Suena el teléfono. - Luis estamos en la marca del GPS pero la carretera se ha terminado ¿por donde andáis? - Se nota en la voz de Alfonso que esta hasta arriba de viaje y que desea terminarlo ya.
- Seguir el estrecho camino hacia arriba unos 200 metros - Ya están aquí. Parece mentira que no se acuerden de cumplir con la máxima “ante la duda, todo por arriba”, serán los kilómetros y la hora, 22:30. Buena paliza se han dado los colegas después de haber cumplido con su jornada de trabajo.
De la AC no para de salir gente Rosa y Alfonso, Patri y Gori, y como no: Ernesto y Ana, los peques, que han aguantado como “jabatos”. Nuestro sobrino Álvaro sube rápidamente a saludar a sus amigos y a informarles del día que les espera mañana entre pingüinos, delfines, y pajarracos.

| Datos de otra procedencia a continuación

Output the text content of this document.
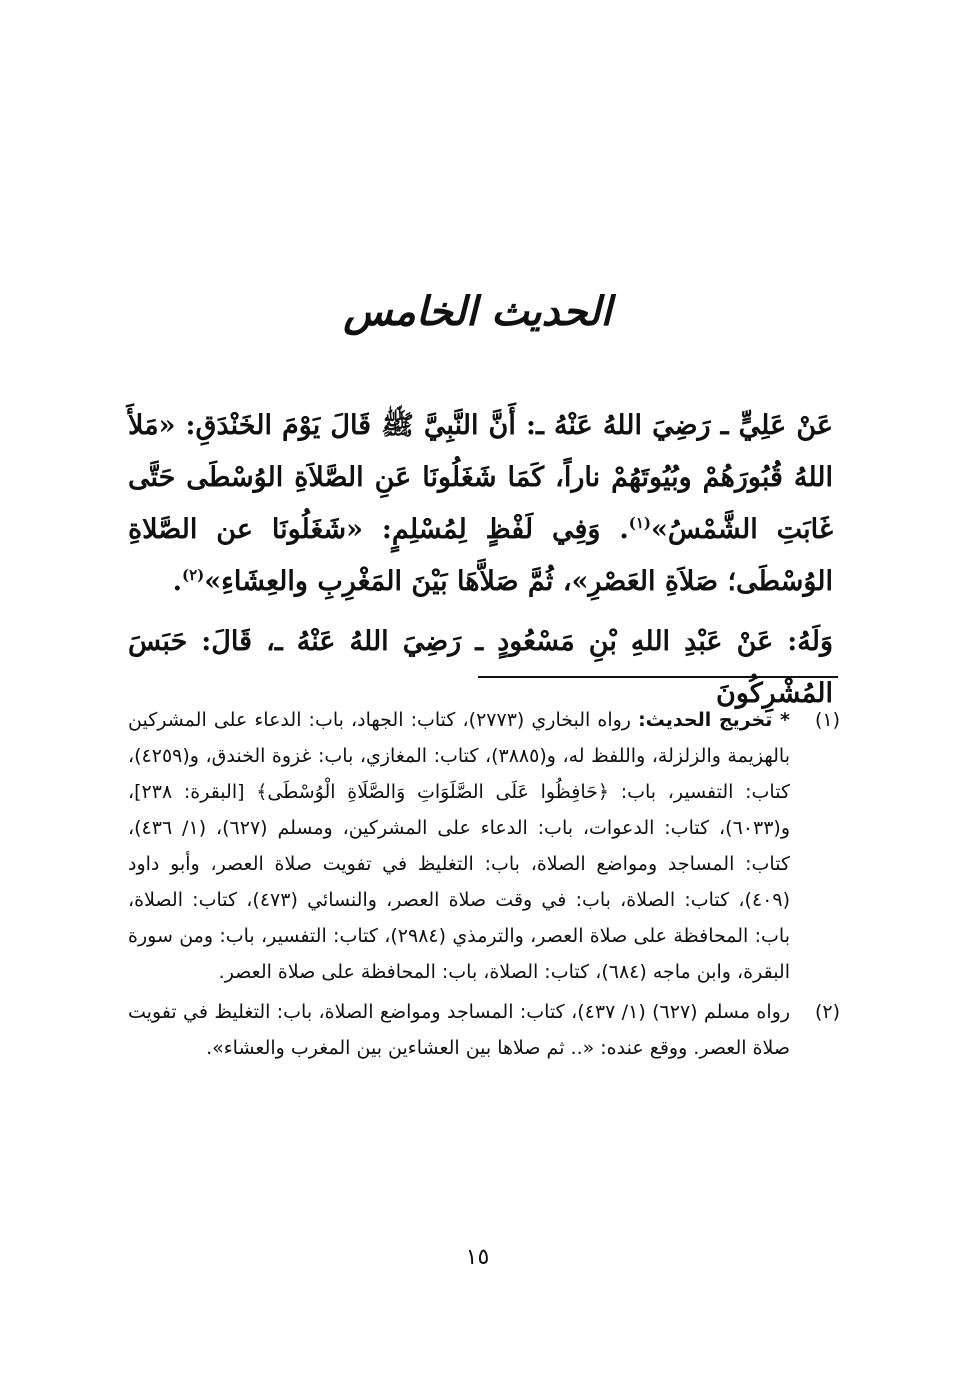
الحديث الخامس

عَنْ عَلِيٍّ ـ رَضِيَ اللهُ عَنْهُ ـ: أَنَّ النَّبِيَّ ﷺ قَالَ يَوْمَ الخَنْدَقِ: «مَلأَ اللهُ قُبُورَهُمْ وبُيُوتَهُمْ ناراً، كَمَا شَغَلُونَا عَنِ الصَّلاَةِ الوُسْطَى حَتَّى غَابَتِ الشَّمْسُ»$^{(١)}$. وَفِي لَفْظٍ لِمُسْلِمٍ: «شَغَلُونَا عن الصَّلاةِ الوُسْطَى؛ صَلاَةِ العَصْرِ»، ثُمَّ صَلاَّهَا بَيْنَ المَغْرِبِ والعِشَاءِ»$^{(٢)}$.

وَلَهُ: عَنْ عَبْدِ اللهِ بْنِ مَسْعُودٍ ـ رَضِيَ اللهُ عَنْهُ ـ، قَالَ: حَبَسَ المُشْرِكُونَ

(١)
* تخريج الحديث: رواه البخاري (٢٧٧٣)، كتاب: الجهاد، باب: الدعاء على المشركين بالهزيمة والزلزلة، واللفظ له، و(٣٨٨٥)، كتاب: المغازي، باب: غزوة الخندق، و(٤٢٥٩)، كتاب: التفسير، باب: ﴿حَافِظُوا عَلَى الصَّلَوَاتِ وَالصَّلَاةِ الْوُسْطَى﴾ [البقرة: ٢٣٨]، و(٦٠٣٣)، كتاب: الدعوات، باب: الدعاء على المشركين، ومسلم (٦٢٧)، (١/ ٤٣٦)، كتاب: المساجد ومواضع الصلاة، باب: التغليظ في تفويت صلاة العصر، وأبو داود (٤٠٩)، كتاب: الصلاة، باب: في وقت صلاة العصر، والنسائي (٤٧٣)، كتاب: الصلاة، باب: المحافظة على صلاة العصر، والترمذي (٢٩٨٤)، كتاب: التفسير، باب: ومن سورة البقرة، وابن ماجه (٦٨٤)، كتاب: الصلاة، باب: المحافظة على صلاة العصر.
(٢)
رواه مسلم (٦٢٧) (١/ ٤٣٧)، كتاب: المساجد ومواضع الصلاة، باب: التغليظ في تفويت صلاة العصر. ووقع عنده: «.. ثم صلاها بين العشاءين بين المغرب والعشاء».
١٥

Ellos no van a sufrir ni un poquito.
Bien, guay, ya estamos todos, toca disfrutar con los amigos.

La mañana se presenta ligeramente ventosa aunque soleada. Los escaladores, madrugadores ellos, van preparando su equipo y cargando las mochilas para realizar la aproximación a las paredes. El ex-okupa Jaime aparece fresco como el rocío de la mañana, este si que ha descansado un montón de horas; los ACaminantes vamos apareciendo con cuenta gotas, nos cuesta trabajo empezar el día, la verdad es que las copitas y la plática de anoche han sido determinantes para alargar el madrugón hasta convertirse en “ya era hora”. Pero no todo va a ser penar…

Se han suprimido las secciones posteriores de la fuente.